The path from an eval platform (A) to an agent cloud (B) may seem abrupt, but it's a natural progression. Below, we explain why we start from A and how we transition to B.
Key Insights (Lemmas)
AI will make traditional SaaS past-tense. Models become the product, and people will hire outcome-generating agents instead of buying tools.
Generic, NPC-like AI won't suffice. The future lies in customizable, domain-specific agents tailored to user needs. People want chef-cooked risottos rather than off-the-shelf frozen meals.

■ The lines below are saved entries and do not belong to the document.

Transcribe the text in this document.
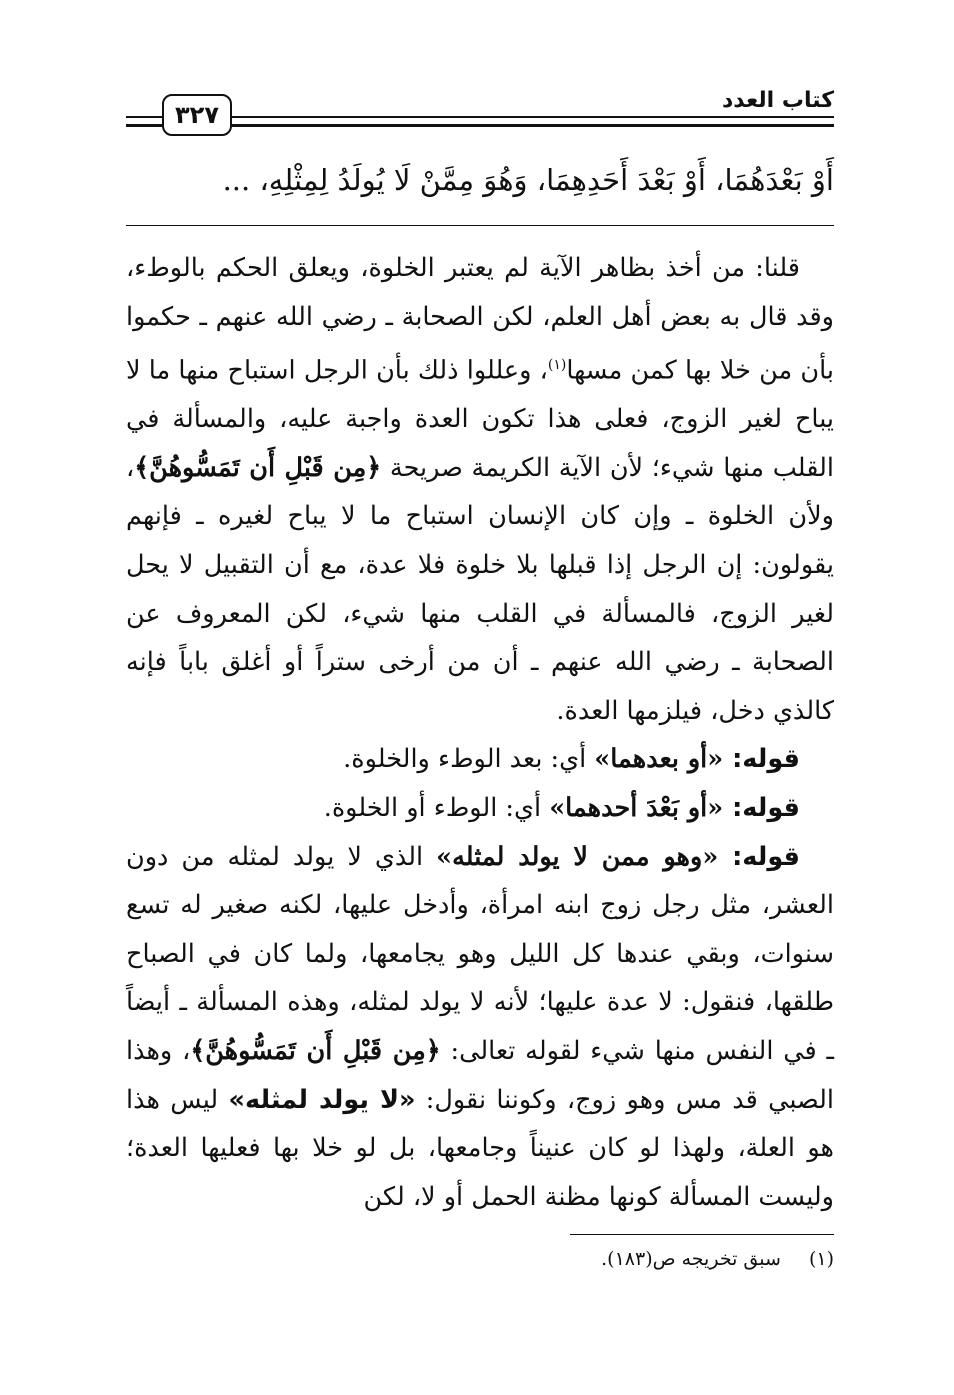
٣٢٧
كتاب العدد
أَوْ بَعْدَهُمَا، أَوْ بَعْدَ أَحَدِهِمَا، وَهُوَ مِمَّنْ لَا يُولَدُ لِمِثْلِهِ، ...

قلنا: من أخذ بظاهر الآية لم يعتبر الخلوة، ويعلق الحكم بالوطء، وقد قال به بعض أهل العلم، لكن الصحابة ـ رضي الله عنهم ـ حكموا بأن من خلا بها كمن مسها$^{(١)}$، وعللوا ذلك بأن الرجل استباح منها ما لا يباح لغير الزوج، فعلى هذا تكون العدة واجبة عليه، والمسألة في القلب منها شيء؛ لأن الآية الكريمة صريحة ﴿مِن قَبْلِ أَن تَمَسُّوهُنَّ﴾، ولأن الخلوة ـ وإن كان الإنسان استباح ما لا يباح لغيره ـ فإنهم يقولون: إن الرجل إذا قبلها بلا خلوة فلا عدة، مع أن التقبيل لا يحل لغير الزوج، فالمسألة في القلب منها شيء، لكن المعروف عن الصحابة ـ رضي الله عنهم ـ أن من أرخى ستراً أو أغلق باباً فإنه كالذي دخل، فيلزمها العدة.

قوله: «أو بعدهما» أي: بعد الوطء والخلوة.

قوله: «أو بَعْدَ أحدهما» أي: الوطء أو الخلوة.

قوله: «وهو ممن لا يولد لمثله» الذي لا يولد لمثله من دون العشر، مثل رجل زوج ابنه امرأة، وأدخل عليها، لكنه صغير له تسع سنوات، وبقي عندها كل الليل وهو يجامعها، ولما كان في الصباح طلقها، فنقول: لا عدة عليها؛ لأنه لا يولد لمثله، وهذه المسألة ـ أيضاً ـ في النفس منها شيء لقوله تعالى: ﴿مِن قَبْلِ أَن تَمَسُّوهُنَّ﴾، وهذا الصبي قد مس وهو زوج، وكوننا نقول: «لا يولد لمثله» ليس هذا هو العلة، ولهذا لو كان عنيناً وجامعها، بل لو خلا بها فعليها العدة؛ وليست المسألة كونها مظنة الحمل أو لا، لكن

(١)سبق تخريجه ص(١٨٣).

Agents are like code. Every human being will own several agents because we all use things in a slightly different way, and with the agent orchestration cloud everyone will be able to modify the agents. For the 340 million people in the US, there will be at least 3.4 billion agents.
But before we get there, we need AI evals to establish a foothold for both LLM systems and AI infra. Current agent marketplace (Coze AI, LlamaIndex) will die before the ‘Agent is the future’ becomes reality.
Product Strategy
Step 1: Host and execute evals and workflows. We start with an eval platform to address the urgent demand for AI evaluation tools. It forms the foundation for workflow standardization, infra building, and gets us to PMF before we die building something 5 years too early.
Step 2: Orchestrate workflows and evals for developers. Next, we add a master AI node to identify and execute workflows based on user input, creating a seamless experience. Users can simply describe tasks, and our platform will find, iterate, and execute the right workflows.
Step 3: Distribute agents to everyone. Once workflows are reliable (98% success rate), we launch a consumer-facing agent app store. Users will have personalized agents to perform complex tasks, such as planning a multi-city trip by integrating multiple data sources. Agents will communicate like colleagues, delivering solutions beyond traditional software capabilities.